Das könnte Sie auch interessieren:
Am Ende bummelt Belarmino übermüdet durch die morgengrauende Stadt, besprengt sein Gesicht mit kaltem Wasser und schlendert schließlich aus dem Bild, verschwindet aus dem Film. Wie sehr kann man einen Menschen verstehen?
Pionier des Cinema Novo
Auch wenn er weit weniger poetisch-provozierend als „Os Verdes Anos“ (1964) von Paulo Rocha daherkommt, gehört „Belarmino“ zu den Gründungsfilmen des sogenannten Cinema Novo, zu jenem filmischen Aufbruch, mit dem in Portugal in den 1960er-Jahren eine filmische Neue Welle losbrach. Die Lage des portugiesischen Kinos im Jahr 1957, als Lopes seine Ausbildung beim Fernsehen begann, ließe sich in Anlehnung an „Belarmino“ zusammenfassen: „Würde man in einem anderen Land leben, ließen sich anspruchsvolle Filme drehen.“ Mit Hilfe eines neuen staatlichen Stipendiumprogrammes, mit dem Nachwuchsfilmschaffende im Ausland ausgebildet werden sollten, um das portugiesische Kino auf Vordermann zu bringen, ging Lopes nach London. Von dort brachte er die Überzeugung mit, ein Film müsse eine Einstellung zur Gesellschaft haben, könne nicht an ihr vorbeifilmen.
Bereits 1961 lief sein Kurzfilm „As Pedras e o Tempo“ im Rahmen eines Nachwuchsprogramms. Der Dokumentarfilm über Stein gewordene Geschichte in Evora, einer der ältesten Städte des Landes, markiert einen Aufbruch. Doch trotz dieser Vorreiterrolle konnte Lopes nie die Aufmerksamkeit gewinnen wie der vielleicht künstlerisch rückhaltlosere Rocha und stand — wie fast jeder portugiesische Filmschaffende — im Schatten von Manoel de Oliveira. Lopes war kein Stilist. Brüche und Wechsel durchziehen sein Werk, Geniales steht neben Konventionellem. Lopes’ Kino ist eine berührende Introvertiertheit eigen, in dem er kritisch nach den möglichen Ausbrüchen aus einer abweisenden Gesellschaft sucht.

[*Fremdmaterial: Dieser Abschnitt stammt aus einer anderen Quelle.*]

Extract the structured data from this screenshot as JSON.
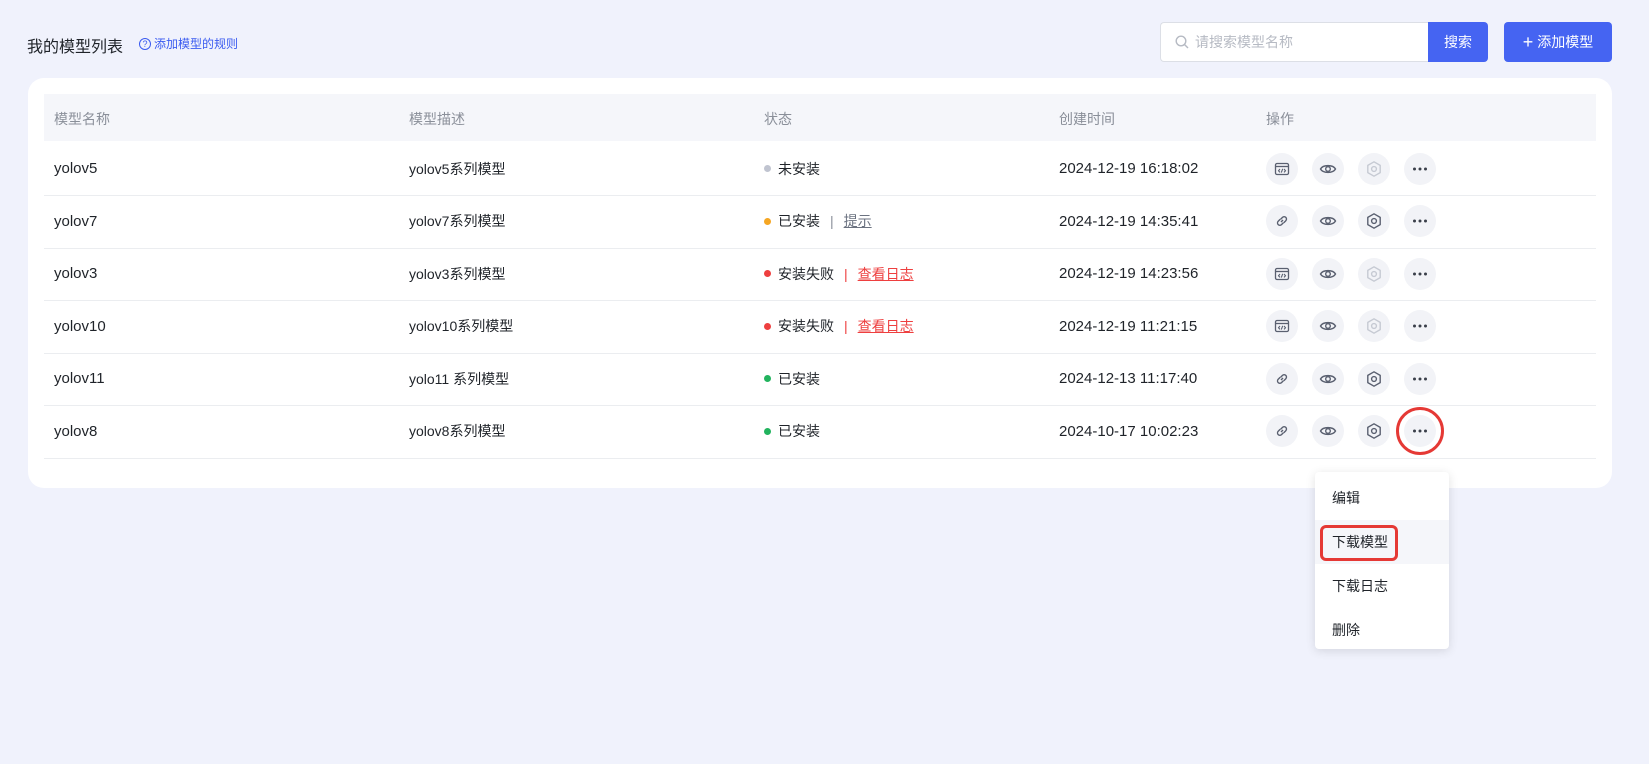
{
  "header": {
    "title": "我的模型列表",
    "rule_link": "添加模型的规则",
    "search_placeholder": "请搜索模型名称",
    "search_button": "搜索",
    "add_button": "添加模型"
  },
  "table": {
    "columns": [
      "模型名称",
      "模型描述",
      "状态",
      "创建时间",
      "操作"
    ],
    "rows": [
      {
        "name": "yolov5",
        "desc": "yolov5系列模型",
        "status": "未安装",
        "status_color": "#c0c4d0",
        "action_text": "",
        "action_style": "",
        "time": "2024-12-19 16:18:02",
        "first_icon": "code-window-icon",
        "settings_enabled": false
      },
      {
        "name": "yolov7",
        "desc": "yolov7系列模型",
        "status": "已安装",
        "status_color": "#f5a623",
        "action_text": "提示",
        "action_style": "gray",
        "time": "2024-12-19 14:35:41",
        "first_icon": "link-icon",
        "settings_enabled": true
      },
      {
        "name": "yolov3",
        "desc": "yolov3系列模型",
        "status": "安装失败",
        "status_color": "#ee3f3f",
        "action_text": "查看日志",
        "action_style": "red",
        "time": "2024-12-19 14:23:56",
        "first_icon": "code-window-icon",
        "settings_enabled": false
      },
      {
        "name": "yolov10",
        "desc": "yolov10系列模型",
        "status": "安装失败",
        "status_color": "#ee3f3f",
        "action_text": "查看日志",
        "action_style": "red",
        "time": "2024-12-19 11:21:15",
        "first_icon": "code-window-icon",
        "settings_enabled": false
      },
      {
        "name": "yolov11",
        "desc": "yolo11 系列模型",
        "status": "已安装",
        "status_color": "#22b35e",
        "action_text": "",
        "action_style": "",
        "time": "2024-12-13 11:17:40",
        "first_icon": "link-icon",
        "settings_enabled": true
      },
      {
        "name": "yolov8",
        "desc": "yolov8系列模型",
        "status": "已安装",
        "status_color": "#22b35e",
        "action_text": "",
        "action_style": "",
        "time": "2024-10-17 10:02:23",
        "first_icon": "link-icon",
        "settings_enabled": true
      }
    ]
  },
  "dropdown_menu": {
    "items": [
      "编辑",
      "下载模型",
      "下载日志",
      "删除"
    ],
    "active_index": 1
  },
  "colors": {
    "accent": "#4564f2",
    "highlight": "#e53935"
  }
}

Versteinerte Beziehungen in der Salazar-Diktatur
Während „Belarmino“ sich seinem Protagonisten dokumentarisch nähert, ist „Uma Abelha na Chuva“ (1972) jeder dokumentarischen Einstellung fern. Wieder ist die Welt wie in „As Pedras e o Tempo“ eine versteinerte. In langsamen, von rechts nach links laufenden Bewegungen fängt die Kamera eher zufällig die Handelnden ein. In diesem erstarrten Milieu lebt ein Paar, reich, feudal und voller Hass. Auf dem Weg zu ihrem Anwesen bittet die Frau den Kutscher, auf das lahmende Pferd Rücksicht zu nehmen. Neben ihr schnarcht der Gatte, sein schlaffer Körper sackt immer mehr zu ihr. Sehr langsam und umso intensiver steigt in ihrem angespannten Gesicht Ekel auf: Nur noch nach Hause, weg von dem Mann. Sie ergreift die Peitsche. Vom Trittbrett aus treibt sie das Pferd unnachgiebig an.
Freilich lassen sich die Geschichte von abgebrochenen Lebensläufen und verstockten Beziehungen als ein Kommentar auf das Leben im Estado Novo des Diktators Salazar lesen. Lopes war immer ein politischer Filmemacher und beschrieb Belarmino als einen Revolutionär: „Er war das Gegenteil jener Erstickung, in der Portugal zu dieser Zeit war.“ Belarmino ist Hoffnungsträger, aber kein Tatmensch. Während der Nelkenrevolution 1974/75 glaubte Lopes an einen aktiven Neuanfang. Das Kollektiv ersetzte den Regisseur und Lopes drehte zusammen mit Gérard Castello Lopes und Nunu de Bragança „Nacionalidade: Portugués“.
Die Strenge und das Misstrauen
Doch steht in Lopes’ Kino der Vereinzelte im Mittelpunkt. In ebenso strengen, ruhigen wie faszinierenden Inszenierungen spiegelt sich bei Lopes in ruinösen Beziehungen gesellschaftliche Gegenwart. So gelang ihm 2002 mit „O Delfim“ eine bitterböse Analyse der letzten Jahre des Estado Novo. Ende der 1960er-Jahre ist der Dauphin Palma Bravo die gefürchtete Autorität in dem Städtchen Gafeira und über die Lagune. Ein Jahr später ist er verschwunden, lebt nur noch in Gerüchten weiter und um die Lagune herum darf jeder jagen. Aber in dem Jägerkollektiv planen bereits die ersten, die Jagd als ein Event für Touristen anzulegen. Die Revolutionäre des Fremdenverkehrs sind an die Stelle des Dauphins getreten, an den sich scheinbar nur noch ein Jagdgast, der Erzähler, genau erinnert. Er war bei Palma Bravo eingeladen und wurde Zeuge einer Ehe, in der der Mann seiner Frau jeglichen Umgang verbietet.
„O Delfim“ spielt in jener Zeit, in der „Uma Abelha na Chuva“ entstand, und teilt mit ihm das Milieu. Aber hier ist eine Ehe nicht in Hass versunken. Die Frau, Maria de Mercês, sehnt sich nach Berührungen ihres Mannes, der nur seine Hand zu heben braucht, um in ihrem Gesicht den Ausdruck gespannter Erwartung aufscheinen zu lassen. Wir sehen Marias Hände erst beim Solitär, dann beim lustvollen Streicheln eines Seidenschals und schließlich auf der nackten Brust des aus Angola stammenden Dieners Domingos. Von hier beginnt indes keine heimliche Affäre, sondern ein Verbrechen. Nach einer durchzechten Nacht streichelt Palma Bravo, noch schlaftrunken, die Schulter neben ihm, greift in das kurze, lockige Haar. Erschrocken erkennt er Domingos neben sich, seine leblosen Augen weit aufgerissen. Hier tötet nicht der Ehemann den Geliebten, die Ehefrau legt ihrem Gatten eine Leiche ins Bett. Ein ehelicher Betrug schmiedet neue, zuweilen rachsüchtige Bindungen, wie Lopes es in „Os sorrisos do destino“ (2009) inszeniert. Dieses Verbrechen hingegen zerstört jede Bindung. Tatmenschen misstraute Lopes.